The proposed plan also lays out a vision of a new Lincoln Park that would include a system of pedestrian and biking trails, an expanded wetland, a nature walk, two playground areas and a local-foods garden.
Oct. 10 meeting
Cost estimates for fulfilling the plan will be presented at a 6 p.m. Oct. 10 open house at the Vern Burton Community Center, Vong said.
A funding source for the non-FAA-related park improvements has not been identified, city Recreation Services Manager Richard Bonine said.
“We haven’t determined yet where the money is going to come from,” Bonine said.
Vong identified eight non-FAA funding options to pay for the park’s new features, including the Washington Wildlife and Recreation Program and the Salmon Recovery Fund.
The tallest trees — some of them 70 feet and growing — are in the eastern section of the park, Vong said.
Tree removal
“Tree removal quickly became one of the bigger issues on the park and particularly hard to grapple with as we’ve gone through the process,” Vong said.
The plan does not call for the cutting of any tall trees on private property, Vong said.
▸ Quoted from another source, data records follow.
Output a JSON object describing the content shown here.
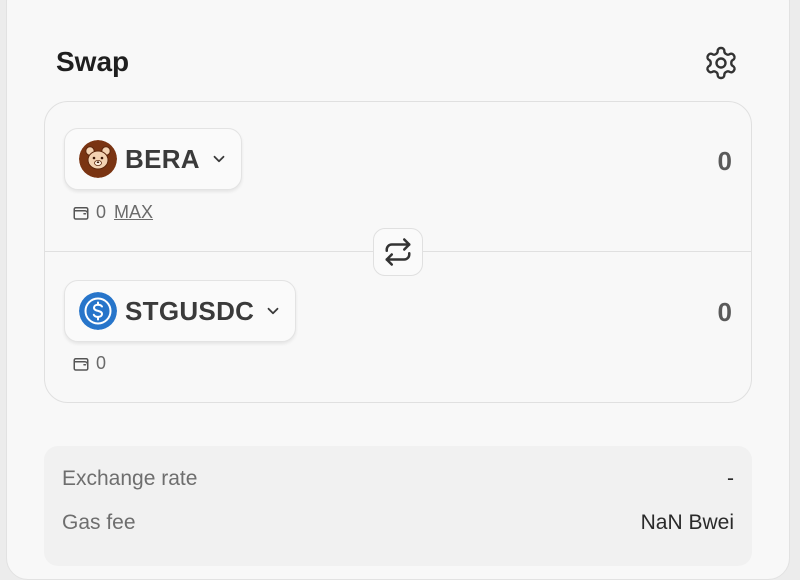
{
  "header": {
    "title": "Swap",
    "settings_icon": "gear-icon"
  },
  "from": {
    "token_symbol": "BERA",
    "token_icon": "bera-bear-icon",
    "amount": "0",
    "balance": "0",
    "max_label": "MAX"
  },
  "to": {
    "token_symbol": "STGUSDC",
    "token_icon": "usdc-icon",
    "amount": "0",
    "balance": "0"
  },
  "switch_icon": "swap-arrows-icon",
  "details": {
    "exchange_rate_label": "Exchange rate",
    "exchange_rate_value": "-",
    "gas_fee_label": "Gas fee",
    "gas_fee_value": "NaN Bwei"
  },
  "colors": {
    "bera_brand": "#7a3412",
    "usdc_brand": "#2775ca"
  }
}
Most of the nine people who attended the meeting concentrated on the tree-cutting aspects of the plan during 30 minutes of comments.
They included Devon Graywolf, who urged the city to have an independent arborist — not one hired by the city — determine how many diseased trees are in the park.
Graywolf walked around the commission table and put the leaves of a plant that came from the park under the nose of each commission member to smell its vanilla scent, saying it had medicinal qualities and also grows in Olympic National Park.
Then she tapped a small drum while she and William Hunt sang a one-minute song, intoning, “I’m an Olympic mountain woman/I’m an Olympic mountain man.”
Pilot appreciates plan
Pilot Jordan Von said he appreciated what the master plan called for.
“You’re doing it for the safety of my passengers and the safety of those that use the airport,” he said.
Kim Weimer said he was worried that planes might fly too low over the park once the trees are gone.
But pilot Mel Rudin said pilots are close to hitting the trees now as they approach the airport.
“It’s a win-win for the city, a win for the port and primarily a win for safety,” he said.
“The port contributes by virtue of FAA funding,” Rudin said.
“You’re going to get a safer park and a more usable park.”
Trees likely would be cut in late 2014 after an environmental assessment, port airport manager Doug Sandau said.